Until then, the local nullstone repo is single-host — survives operator error and bad config edits, **not** disk failure. The Phase 1 daily tarball in `/opt/backups/` is the only redundancy until §6 lands.
---
## TODO — open items (links into BACKUP-STRATEGY.md §11)
- [x] Phase 1: fix `/opt/docker/backup.sh` orphan-line bug (F-backup-1). **Done 2026-05-07.**
- [ ] Phase 2: deploy `mc-backup-playerdata.timer` (Class A, 5-min).
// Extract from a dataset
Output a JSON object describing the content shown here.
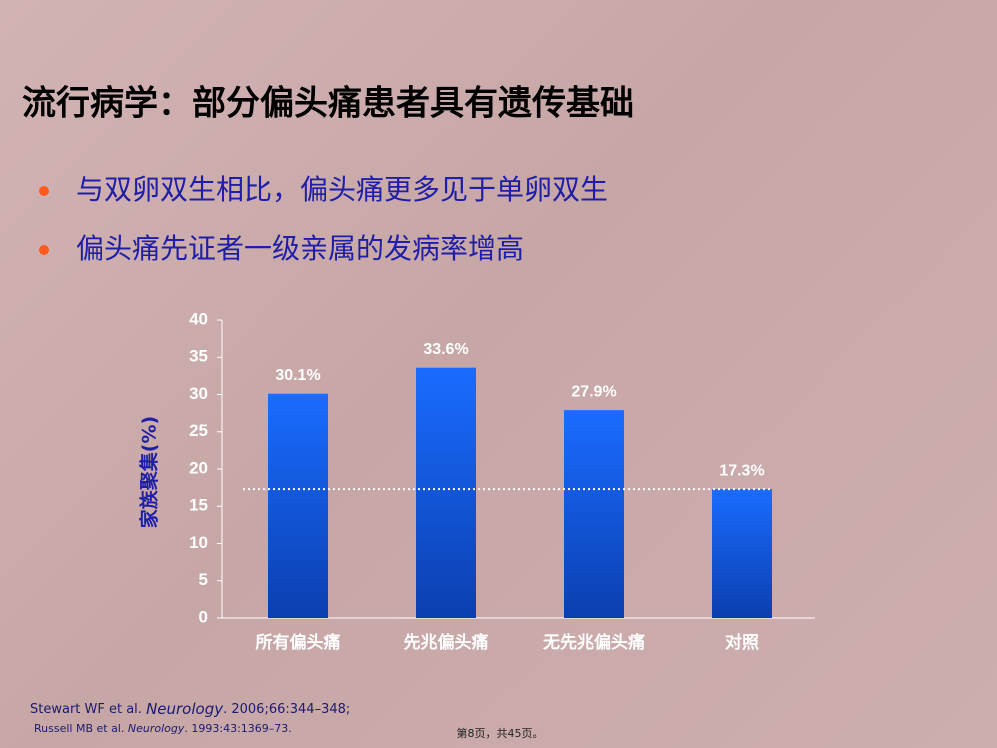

Scripts in repo; **blocked on operator running `apt install restic` + `restic-init.sh` with sudo**.
- [ ] Phase 3: deploy `mc-backup-world.timer` (Class B/C/D, hourly). Script not yet drafted; will mirror playerdata script.
- [ ] Phase 4: provision `mc-backup` user on onyx + `restic copy` job.
- [ ] Phase 5: schedule monthly drill calendar entry, run first drill.
- [ ] Phase 6: ntfy / Matrix alert wiring (depends on ntfy deployment).
- [ ] Phase 7: friend RTX 4080 PC as secondary off-host.
- [ ] Verify `usercache.json` on this host: confirm UUID lookup workflow above resolves to the right `.dat`.
- [ ] Decide: `mcrcon` package vs lightweight Python `mcrcon` lib.
- [ ] Document compensation policy for unrecoverable losses (operator discretion right now).
- [ ] Drop dead `matrix-postgres` + `mongodb` + `synapse-*` blocks from `/opt/docker/backup.sh` once retirement is complete (currently they no-op-skip — minor noise in log only).